Check out run_neuralclothsim.py
for reproducing simulations. It includes both training (solving physics to train NDF) and testing (extracting simulated meshes from the NDF) scripts. For training, simply use
python run_neuralclothsim.py -c config/{config_file_name}.ini -n {expt_name}
and for evaluation
python run_neuralclothsim.py -c config/{config_file_name}.ini -n {expt_name} --test_only --i_ckpt {trained_checkpoint}
The exact usage details and all arguments can be found with
python run_neuralclothsim.py --help
The logs, including simulated meshes and checkpoints, will be accessible at logging_dir
. Further, to debug and monitor progress, the training code writes summaries to the tensorboard, which can be viewed with
tensorboard --logdir {logging_dir}
The napkin experiments, i.e. a square cloth subject to gravity under different boundary conditions such as a fixed corner handle, two corner handles moving inwards or with fixed edges can be reproduced with:
python run_neuralclothsim.py -c config/napkin_fixed_handle.ini
python run_neuralclothsim.py -c config/napkin_moving_handles.ini
python run_neuralclothsim.py -c config/napkin_fixed_edges.ini
To perform sleeve compression and torsion with a cylindrical shell, run:
python run_neuralclothsim.py -c config/sleeve_buckle.ini
python run_neuralclothsim.py -c config/sleeve_twist.ini
Further, the experimental results of a skirt under gravity with a fixed or twisted waist can be generated with:
python run_neuralclothsim.py -c config/skirt_fixed_waist.ini
python run_neuralclothsim.py -c config/skirt_twist.ini
Apart from the analytical surfaces above, one could simulate starting from an artitrary template mesh.

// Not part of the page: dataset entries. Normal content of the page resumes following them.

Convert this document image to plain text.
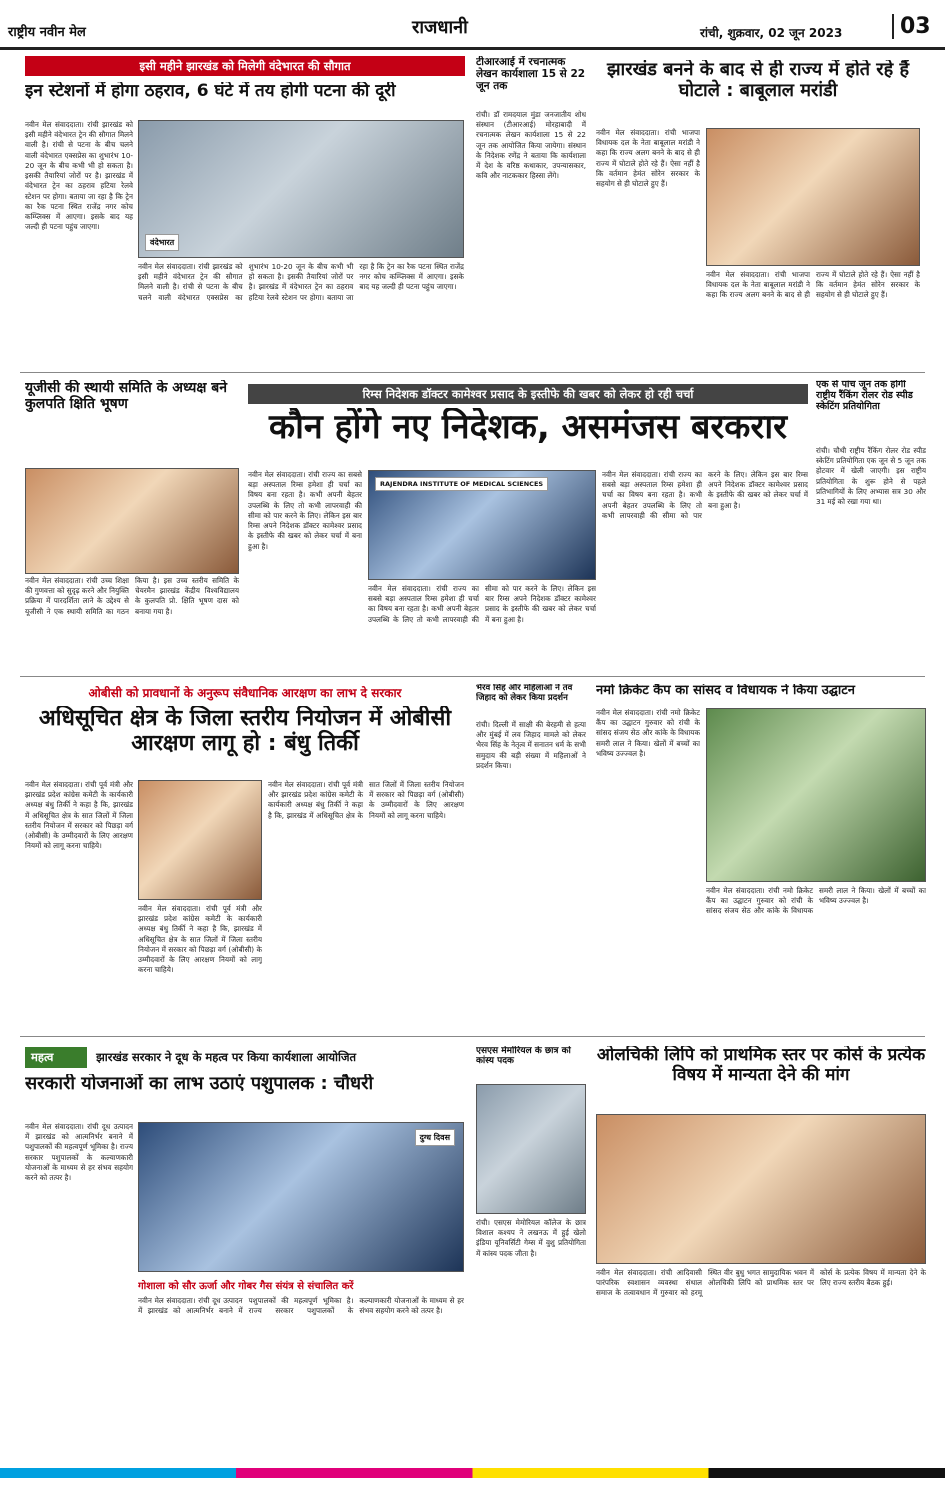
राष्ट्रीय नवीन मेल	राजधानी	रांची, शुक्रवार, 02 जून 2023	03
इसी महीने झारखंड को मिलेगी वंदेभारत की सौगात
इन स्टेशनों में होगा ठहराव, 6 घंटे में तय होगी पटना की दूरी
नवीन मेल संवाददाता। रांची झारखंड को इसी महीने वंदेभारत ट्रेन की सौगात मिलने वाली है। रांची से पटना के बीच चलने वाली वंदेभारत एक्सप्रेस का शुभारंभ 10-20 जून के बीच कभी भी हो सकता है। इसकी तैयारियां जोरों पर है। झारखंड में वंदेभारत ट्रेन का ठहराव हटिया रेलवे स्टेशन पर होगा। बताया जा रहा है कि ट्रेन का रैक पटना स्थित राजेंद्र नगर कोच कम्प्लिक्स में आएगा। इसके बाद यह जल्दी ही पटना पहुंच जाएगा।
वंदेभारत
नवीन मेल संवाददाता। रांची झारखंड को इसी महीने वंदेभारत ट्रेन की सौगात मिलने वाली है। रांची से पटना के बीच चलने वाली वंदेभारत एक्सप्रेस का शुभारंभ 10-20 जून के बीच कभी भी हो सकता है। इसकी तैयारियां जोरों पर है। झारखंड में वंदेभारत ट्रेन का ठहराव हटिया रेलवे स्टेशन पर होगा। बताया जा रहा है कि ट्रेन का रैक पटना स्थित राजेंद्र नगर कोच कम्प्लिक्स में आएगा। इसके बाद यह जल्दी ही पटना पहुंच जाएगा।
टीआरआई में रचनात्मक लेखन कार्यशाला 15 से 22 जून तक
रांची। डॉ रामदयाल मुंडा जनजातीय शोध संस्थान (टीआरआई) मोरहाबादी में रचनात्मक लेखन कार्यशाला 15 से 22 जून तक आयोजित किया जायेगा। संस्थान के निदेशक रणेंद्र ने बताया कि कार्यशाला में देश के वरिष्ठ कथाकार, उपन्यासकार, कवि और नाटककार हिस्सा लेंगे।
झारखंड बनने के बाद से ही राज्य में होते रहे हैं घोटाले : बाबूलाल मरांडी
नवीन मेल संवाददाता। रांची भाजपा विधायक दल के नेता बाबूलाल मरांडी ने कहा कि राज्य अलग बनने के बाद से ही राज्य में घोटाले होते रहे हैं। ऐसा नहीं है कि वर्तमान हेमंत सोरेन सरकार के सहयोग से ही घोटाले हुए हैं।
नवीन मेल संवाददाता। रांची भाजपा विधायक दल के नेता बाबूलाल मरांडी ने कहा कि राज्य अलग बनने के बाद से ही राज्य में घोटाले होते रहे हैं। ऐसा नहीं है कि वर्तमान हेमंत सोरेन सरकार के सहयोग से ही घोटाले हुए हैं।
यूजीसी की स्थायी समिति के अध्यक्ष बने कुलपति क्षिति भूषण
नवीन मेल संवाददाता। रांची उच्च शिक्षा की गुणवत्ता को सुदृढ़ करने और नियुक्ति प्रक्रिया में पारदर्शिता लाने के उद्देश्य से यूजीसी ने एक स्थायी समिति का गठन किया है। इस उच्च स्तरीय समिति के चेयरमैन झारखंड केंद्रीय विश्वविद्यालय के कुलपति प्रो. क्षिति भूषण दास को बनाया गया है।
रिम्स निदेशक डॉक्टर कामेश्वर प्रसाद के इस्तीफे की खबर को लेकर हो रही चर्चा
कौन होंगे नए निदेशक, असमंजस बरकरार
नवीन मेल संवाददाता। रांची राज्य का सबसे बड़ा अस्पताल रिम्स हमेशा ही चर्चा का विषय बना रहता है। कभी अपनी बेहतर उपलब्धि के लिए तो कभी लापरवाही की सीमा को पार करने के लिए। लेकिन इस बार रिम्स अपने निदेशक डॉक्टर कामेश्वर प्रसाद के इस्तीफे की खबर को लेकर चर्चा में बना हुआ है।
RAJENDRA INSTITUTE OF MEDICAL SCIENCES
नवीन मेल संवाददाता। रांची राज्य का सबसे बड़ा अस्पताल रिम्स हमेशा ही चर्चा का विषय बना रहता है। कभी अपनी बेहतर उपलब्धि के लिए तो कभी लापरवाही की सीमा को पार करने के लिए। लेकिन इस बार रिम्स अपने निदेशक डॉक्टर कामेश्वर प्रसाद के इस्तीफे की खबर को लेकर चर्चा में बना हुआ है।
नवीन मेल संवाददाता। रांची राज्य का सबसे बड़ा अस्पताल रिम्स हमेशा ही चर्चा का विषय बना रहता है। कभी अपनी बेहतर उपलब्धि के लिए तो कभी लापरवाही की सीमा को पार करने के लिए। लेकिन इस बार रिम्स अपने निदेशक डॉक्टर कामेश्वर प्रसाद के इस्तीफे की खबर को लेकर चर्चा में बना हुआ है।
एक से पांच जून तक होगी राष्ट्रीय रैंकिंग रोलर रोड स्पीड स्केटिंग प्रतियोगिता
रांची। चौथी राष्ट्रीय रैंकिंग रोलर रोड स्पीड स्केटिंग प्रतियोगिता एक जून से 5 जून तक होटवार में खेली जाएगी। इस राष्ट्रीय प्रतियोगिता के शुरू होने से पहले प्रतिभागियों के लिए अभ्यास सत्र 30 और 31 मई को रखा गया था।
ओबीसी को प्रावधानों के अनुरूप संवैधानिक आरक्षण का लाभ दे सरकार
अधिसूचित क्षेत्र के जिला स्तरीय नियोजन में ओबीसी आरक्षण लागू हो : बंधु तिर्की
नवीन मेल संवाददाता। रांची पूर्व मंत्री और झारखंड प्रदेश कांग्रेस कमेटी के कार्यकारी अध्यक्ष बंधु तिर्की ने कहा है कि, झारखंड में अधिसूचित क्षेत्र के सात जिलों में जिला स्तरीय नियोजन में सरकार को पिछड़ा वर्ग (ओबीसी) के उम्मीदवारों के लिए आरक्षण नियमों को लागू करना चाहिये।
नवीन मेल संवाददाता। रांची पूर्व मंत्री और झारखंड प्रदेश कांग्रेस कमेटी के कार्यकारी अध्यक्ष बंधु तिर्की ने कहा है कि, झारखंड में अधिसूचित क्षेत्र के सात जिलों में जिला स्तरीय नियोजन में सरकार को पिछड़ा वर्ग (ओबीसी) के उम्मीदवारों के लिए आरक्षण नियमों को लागू करना चाहिये।
नवीन मेल संवाददाता। रांची पूर्व मंत्री और झारखंड प्रदेश कांग्रेस कमेटी के कार्यकारी अध्यक्ष बंधु तिर्की ने कहा है कि, झारखंड में अधिसूचित क्षेत्र के सात जिलों में जिला स्तरीय नियोजन में सरकार को पिछड़ा वर्ग (ओबीसी) के उम्मीदवारों के लिए आरक्षण नियमों को लागू करना चाहिये।
भैरव सिंह और महिलाओं ने तव जिहाद को लेकर किया प्रदर्शन
रांची। दिल्ली में साक्षी की बेरहमी से हत्या और मुंबई में लव जिहाद मामले को लेकर भैरव सिंह के नेतृत्व में सनातन धर्म के सभी समुदाय की बड़ी संख्या में महिलाओं ने प्रदर्शन किया।
नमो क्रिकेट कैंप का सांसद व विधायक ने किया उद्घाटन
नवीन मेल संवाददाता। रांची नमो क्रिकेट कैंप का उद्घाटन गुरुवार को रांची के सांसद संजय सेठ और कांके के विधायक समरी लाल ने किया। खेलों में बच्चों का भविष्य उज्ज्वल है।
नवीन मेल संवाददाता। रांची नमो क्रिकेट कैंप का उद्घाटन गुरुवार को रांची के सांसद संजय सेठ और कांके के विधायक समरी लाल ने किया। खेलों में बच्चों का भविष्य उज्ज्वल है।
महत्व	झारखंड सरकार ने दूध के महत्व पर किया कार्यशाला आयोजित
सरकारी योजनाओं का लाभ उठाएं पशुपालक : चौधरी
नवीन मेल संवाददाता। रांची दूध उत्पादन में झारखंड को आत्मनिर्भर बनाने में पशुपालकों की महत्वपूर्ण भूमिका है। राज्य सरकार पशुपालकों के कल्याणकारी योजनाओं के माध्यम से हर संभव सहयोग करने को तत्पर है।
दुग्ध दिवस
गोशाला को सौर ऊर्जा और गोबर गैस संयंत्र से संचालित करें
नवीन मेल संवाददाता। रांची दूध उत्पादन में झारखंड को आत्मनिर्भर बनाने में पशुपालकों की महत्वपूर्ण भूमिका है। राज्य सरकार पशुपालकों के कल्याणकारी योजनाओं के माध्यम से हर संभव सहयोग करने को तत्पर है।
एसएस मेमोरियल के छात्र को कांस्य पदक
रांची। एसएस मेमोरियल कॉलेज के छात्र विशाल कश्यप ने लखनऊ में हुई खेलो इंडिया यूनिवर्सिटी गेम्स में वुशु प्रतियोगिता में कांस्य पदक जीता है।
ओलचिकी लिपि को प्राथमिक स्तर पर कोर्स के प्रत्येक विषय में मान्यता देने की मांग
नवीन मेल संवाददाता। रांची आदिवासी पारंपरिक स्वशासन व्यवस्था संथाल समाज के तत्वावधान में गुरुवार को हरमू स्थित वीर बुधु भगत सामुदायिक भवन में ओलचिकी लिपि को प्राथमिक स्तर पर कोर्स के प्रत्येक विषय में मान्यता देने के लिए राज्य स्तरीय बैठक हुई।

In this case, remember to include the source mesh path with reference_geometry_source
and boundary condition with reference_boundary_vertices
:
python run_neuralclothsim.py -c config/napkin_mesh_fixed_handle.ini
python run_neuralclothsim.py -c config/arbitrary_mesh_blender.ini
You can specify the material of your choice using -m material/{material_name}.ini
for any of the above experiments. Moreover, one could specify --StVK
for St. Venant-Kirchoff material. For example,
python run_neuralclothsim.py -c config/napkin_moving_handles.ini --expt_name napkin_canvas_stvk -m material/canvas.ini --StVK
python run_neuralclothsim.py -c config/napkin_moving_handles.ini --expt_name napkin_silk -m material/silk.ini
- I am running out of GPU memory, what do I do? The GPU memory consumption is determined by the number of samples drawn from the reference midsurface. You can reduce the number of samples for training in the
config/*.ini
file.
This repository uses some of the source code from:
https://github.com/vsitzmann/siren
We thank the authors of this project.
If you use this code for your research, please cite:
@article{kair2023neuralclothsim,
title={NeuralClothSim: Neural Deformation Fields Meet the Thin Shell Theory},
author={Navami Kairanda and Marc Habermann and Christian Theobalt and Vladislav Golyanik},
journal = {arXiv:2308.12970v2},
year={2023}
}
This software is provided freely for non-commercial use. We release this code under the MIT license, which you can find in the file LICENSE.